# Prefill, decode, and the roofline that explains everything
> An inference engine doesn't have one speed, it has two, and they obey opposite laws. The roofline model is the single most useful lens for reasoning about LLM performance.
Source: https://rfriedmann.de/blog/prefill-vs-decode-roofline/
Published: 2026-05-05 · Track: log · Level: Advanced
People quote "tokens per second" as if an engine has one speed. It has two, and
they're governed by opposite limits. Once you see why, most of the surprising
numbers in LLM inference stop being surprising. This is the lens I reach for
first, and it's worth installing properly.
If you need the gentle version of the two phases, the [engine
walkthrough](/blog/how-imp-works-model-to-token/) has it. Here we go straight for
the why.
## Two ceilings
A GPU has two separate speed limits. How fast it can do maths (measured in
TFLOP/s), and how fast it can move data in and out of memory (measured in TB/s).
For any given piece of work, you hit one of them first, and that's the one that
caps you. The deciding factor is a single ratio.
Plot speed against that ratio and you get the famous "roofline": a sloped line
(when you're memory-limited, more intensity buys more speed) that flattens into a
ceiling (once you're compute-limited, more intensity buys nothing).
The roofline: why prefill and decode live in different worlds
[diagram omitted — see the page for the chart]
Reading your prompt (prefill) reuses each loaded weight across many tokens, so it pushes against the compute ceiling. Writing the answer (decode) touches each weight once per token, so it sits far left, limited by memory speed, not math.
## Prefill lives on the right, decode on the left
Now place the two phases on that picture.
**Prefill** processes the whole prompt at once. Every weight it loads gets used
against many tokens before being thrown away, so it does a lot of maths per byte:
high arithmetic intensity. It sits on the flat part, pushing against the compute
ceiling. Hand it more tokens at once and it gets *more* efficient.
**Decode** writes one token at a time. Each weight is loaded, used exactly once,
and discarded. That's very low arithmetic intensity (about 1 FLOP/byte in fp16),
so decode is pinned to the sloped part, limited purely by memory bandwidth. The compute units
spend most of their time idle, waiting for the next weight to arrive.
## "Compute is free"
Put a hard number on it. For a typical decode step on a 5090 the arithmetic
intensity is about **1 FLOP/byte**, against a ridge point of roughly **60 to 120
FLOP/byte**. The ridge is just peak FLOP/s divided by peak bandwidth: with the
5090's 1.79 TB/s and roughly 105 TFLOP/s dense fp16 (fp32-accumulate) up to ~210
(fp16-accumulate), that lands around 60 to 120 FLOP/byte.
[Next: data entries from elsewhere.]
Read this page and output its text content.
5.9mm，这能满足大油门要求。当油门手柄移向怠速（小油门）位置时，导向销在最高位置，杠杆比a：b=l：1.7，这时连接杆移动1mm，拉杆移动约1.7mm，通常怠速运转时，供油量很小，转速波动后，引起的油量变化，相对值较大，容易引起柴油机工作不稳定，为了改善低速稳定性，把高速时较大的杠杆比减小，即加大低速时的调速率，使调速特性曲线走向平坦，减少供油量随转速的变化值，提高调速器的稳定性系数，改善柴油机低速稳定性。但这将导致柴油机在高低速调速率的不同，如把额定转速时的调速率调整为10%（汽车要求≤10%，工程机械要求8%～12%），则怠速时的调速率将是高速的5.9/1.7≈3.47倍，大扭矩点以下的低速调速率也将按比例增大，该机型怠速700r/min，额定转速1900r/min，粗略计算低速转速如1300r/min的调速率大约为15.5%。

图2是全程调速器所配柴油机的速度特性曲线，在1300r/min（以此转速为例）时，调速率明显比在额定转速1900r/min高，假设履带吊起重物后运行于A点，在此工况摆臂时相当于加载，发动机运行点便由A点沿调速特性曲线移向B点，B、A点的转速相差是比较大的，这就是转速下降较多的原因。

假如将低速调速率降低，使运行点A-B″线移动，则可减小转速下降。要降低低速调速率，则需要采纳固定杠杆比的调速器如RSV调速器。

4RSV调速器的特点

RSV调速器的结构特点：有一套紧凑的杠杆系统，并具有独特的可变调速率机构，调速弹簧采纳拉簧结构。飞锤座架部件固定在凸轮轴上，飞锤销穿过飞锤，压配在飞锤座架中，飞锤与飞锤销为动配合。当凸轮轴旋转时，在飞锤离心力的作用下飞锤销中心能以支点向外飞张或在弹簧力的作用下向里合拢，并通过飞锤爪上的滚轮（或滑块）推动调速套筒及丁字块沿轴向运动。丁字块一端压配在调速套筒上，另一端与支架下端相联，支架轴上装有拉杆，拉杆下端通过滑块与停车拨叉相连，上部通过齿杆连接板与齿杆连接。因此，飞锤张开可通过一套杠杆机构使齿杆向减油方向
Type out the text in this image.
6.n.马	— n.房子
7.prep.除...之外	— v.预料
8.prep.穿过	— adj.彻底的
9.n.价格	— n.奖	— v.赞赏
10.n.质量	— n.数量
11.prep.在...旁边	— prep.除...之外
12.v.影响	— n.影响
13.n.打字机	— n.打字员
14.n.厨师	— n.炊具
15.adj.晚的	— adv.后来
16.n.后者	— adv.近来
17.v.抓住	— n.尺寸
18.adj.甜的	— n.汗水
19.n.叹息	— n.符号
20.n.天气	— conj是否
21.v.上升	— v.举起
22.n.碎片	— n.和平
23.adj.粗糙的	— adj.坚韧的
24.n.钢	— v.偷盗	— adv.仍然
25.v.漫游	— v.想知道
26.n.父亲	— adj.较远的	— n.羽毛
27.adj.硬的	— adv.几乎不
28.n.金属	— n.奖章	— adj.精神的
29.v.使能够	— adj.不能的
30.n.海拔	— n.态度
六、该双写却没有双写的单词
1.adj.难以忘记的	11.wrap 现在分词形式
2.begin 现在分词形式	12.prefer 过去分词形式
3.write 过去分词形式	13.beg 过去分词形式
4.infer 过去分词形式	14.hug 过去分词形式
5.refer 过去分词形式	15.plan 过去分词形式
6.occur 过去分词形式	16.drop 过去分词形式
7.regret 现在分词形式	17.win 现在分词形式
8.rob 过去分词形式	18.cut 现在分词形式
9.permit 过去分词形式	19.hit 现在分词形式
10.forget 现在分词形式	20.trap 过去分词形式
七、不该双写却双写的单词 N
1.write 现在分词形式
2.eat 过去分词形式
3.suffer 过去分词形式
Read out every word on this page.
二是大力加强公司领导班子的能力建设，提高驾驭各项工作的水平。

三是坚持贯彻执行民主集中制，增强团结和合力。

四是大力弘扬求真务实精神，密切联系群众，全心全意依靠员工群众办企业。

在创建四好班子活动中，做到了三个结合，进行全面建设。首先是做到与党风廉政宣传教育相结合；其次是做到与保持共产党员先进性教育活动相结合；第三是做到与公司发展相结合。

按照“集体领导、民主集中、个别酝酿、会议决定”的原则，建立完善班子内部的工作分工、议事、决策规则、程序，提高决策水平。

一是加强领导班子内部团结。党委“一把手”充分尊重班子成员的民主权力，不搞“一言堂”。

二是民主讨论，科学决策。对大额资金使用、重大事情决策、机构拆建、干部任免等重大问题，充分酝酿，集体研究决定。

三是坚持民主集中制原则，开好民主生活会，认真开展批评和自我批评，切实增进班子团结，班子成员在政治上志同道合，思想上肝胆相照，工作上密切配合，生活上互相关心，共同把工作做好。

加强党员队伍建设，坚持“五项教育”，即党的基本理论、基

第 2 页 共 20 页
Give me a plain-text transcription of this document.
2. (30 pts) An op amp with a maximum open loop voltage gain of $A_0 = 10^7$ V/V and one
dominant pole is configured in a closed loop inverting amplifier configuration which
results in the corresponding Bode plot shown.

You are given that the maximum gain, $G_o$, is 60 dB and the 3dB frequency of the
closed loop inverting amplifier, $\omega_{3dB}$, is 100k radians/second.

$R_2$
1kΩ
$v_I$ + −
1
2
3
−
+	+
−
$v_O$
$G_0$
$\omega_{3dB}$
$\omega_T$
Decode sits about two
orders of magnitude to the left of it. The docs phrase it bluntly: *compute is
free.* The chip is almost never doing maths; it is almost always waiting for
bytes.
That bandwidth ceiling translates straight into a token rate. An 8B model at fp16
is about 16 GB of weights, and you stream all of them once per token, so 1.79 TB/s
divided by 16 GB caps you near **110 tok/s** (and roughly **220 tok/s** at int8,
which halves the bytes). The math ceiling never enters the picture.
That has a sharp consequence. For single-stream decode, the only lever that
matters is moving fewer bytes, faster. It's exactly why
[quantisation](/blog/how-a-big-model-fits-on-one-card/) helps decode so much, and
why a whole list of clever-sounding optimisations do nothing for it. In imp's
testing, all three were duds for decode:
- **FP8 scores** in attention. The compute is already idle, so making it cheaper changes nothing.
- **Warp specialisation.** All the warps are already streaming memory at peak; there's no overlap left to win.
- **Fancier memory instructions for the KV cache.** The plain async copy is already near the bandwidth ceiling.
None of them move bytes, so none of them move decode.
## Why this lens matters
This is the whole reason an engine that's fast at prefill isn't automatically fast
at decode, and vice versa. They live under different ceilings and want different
kernels. It's why the [hard-won kernel work](/blog/optimizing-kernels-consumer-blackwell/)
splits cleanly along that line.
And it's why **batching** changes everything. Serve many users at once and their
decode streams share each loaded weight, dragging decode rightward into the
compute region where the idle maths finally gets used. That's the data centre's
trick. A single person running a model at home gets none of it, which is why, for
batch-1 decode of the weights, bandwidth is the dominant lever, and why a card's
[memory speed](/blog/what-is-a-gpu/) matters more than its raw compute. That holds
for streaming the weights specifically; it leaves out prefill (compute-bound) and
long-context attention, where the KV-cache traffic becomes its own bottleneck. The
[numbers](/blog/serving-30b-models-rtx-5090/) all fall out of this one picture.